In "Cutting Remarks," I told the story of a fellow resident who performed an emergency tracheostomy in the Emergency Room. That it turned out to have been unnecessary was not what got him in trouble. It was that when the nurse asked if she should call the Trauma Team, he said no, he could handle it, which he did, in terms of technique. But for his failure to communicate, he was called into the Chief's office and told this: "A cat has nine lives. A surgery resident has two. You've just used one. Now get out of my office."
That Chief was F. William Blaisdell, or, as we referred to him, the Blazer. A leader in the formalizing of trauma care, Blazer ran the Department of Surgery at San Francisco General Hospital while I was there, and he was one of my two most influential teachers. Some of his demands were a little annoying: no facial hair, no scrub clothes out of the operating room, wear a necktie at all times. But it was about respect. Respect for our patients, most of whom were derelicts and drunks and down on their luck. No matter. We handed every one of them a personal business card that Blazer had seen to for us, including the number of the surgery department and of the paging system.
What Blazer expected of his Chief Residents, of which, eventually, I became one, was not that we be right all the time. His expectation was that every decision we made was well thought-out, that it took full account of the situation, of all the possibilities, that the proper data had been collected and evaluated. Short-cuts, sloppiness were indefensible offenses. When I called him in the middle of the night to describe a patient and tell him of my plan, he might or might not choose to come in to assist. (I appreciated his confidence in me when he stayed away, but I always liked having him there. It'd be soon enough, I figured, that I'd be on my own. Now was the time to pick as many pearls of wisdom as I could.)

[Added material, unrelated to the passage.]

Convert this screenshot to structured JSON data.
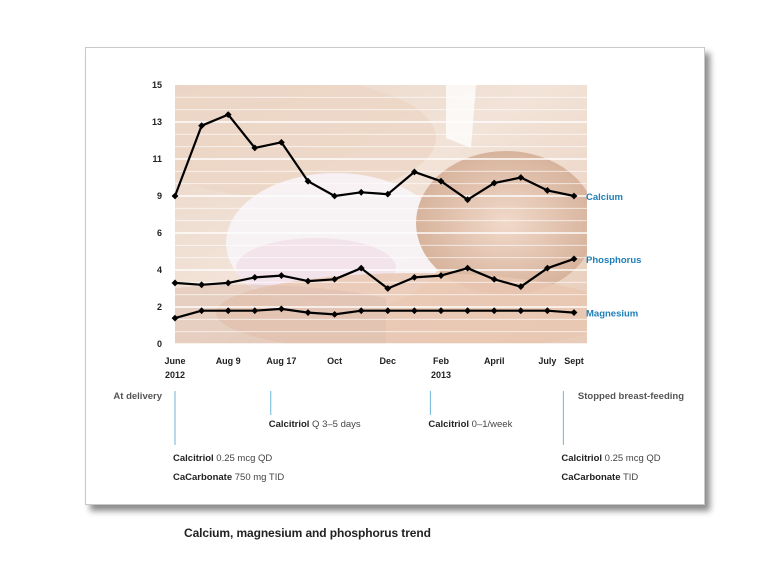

And here's the thing: if he felt you'd properly reasoned he'd never second-guess or fail to support your decision, even if it didn't work out. He'd talk it over, dissect it; teach back from the problems. But he'd stand up for you. Unlike some of the other staff.
Like most training programs, we had a weekly conference in which every imperfect outcome was discussed. "M and M" is the most common designation, for Morbidity and Mortality; ours was "D and C," for Death and Complications. The conference took up several hours of every Saturday morning, delaying the beginning of the infrequent weekend off, if such it was. But it was the best conference we had, probably the source of the most learning outside the OR. Chief Residents of each service presented the cases, but the grilling might be directed at anyone, even the loftiest of professors.
When I was on Blazer's service, the one thing I could count on, though, was that he'd be there for me. If there was a bad outcome, as long as he believed I'd done the right thing at every step of the way, he'd defend me against whatever onslaught, from whatever lofty source. Some of his junior professors were not so solid. "I told him he shouldn't do that," they'd lie. One guy in particular, whom I won't name. A tough case with a great result, he was there to take the credit, as if he'd done it and not me. But if something was imperfect, he sidled away like a crab catching the tide, wagging his tiniest claw behind him: not me, not me, not me.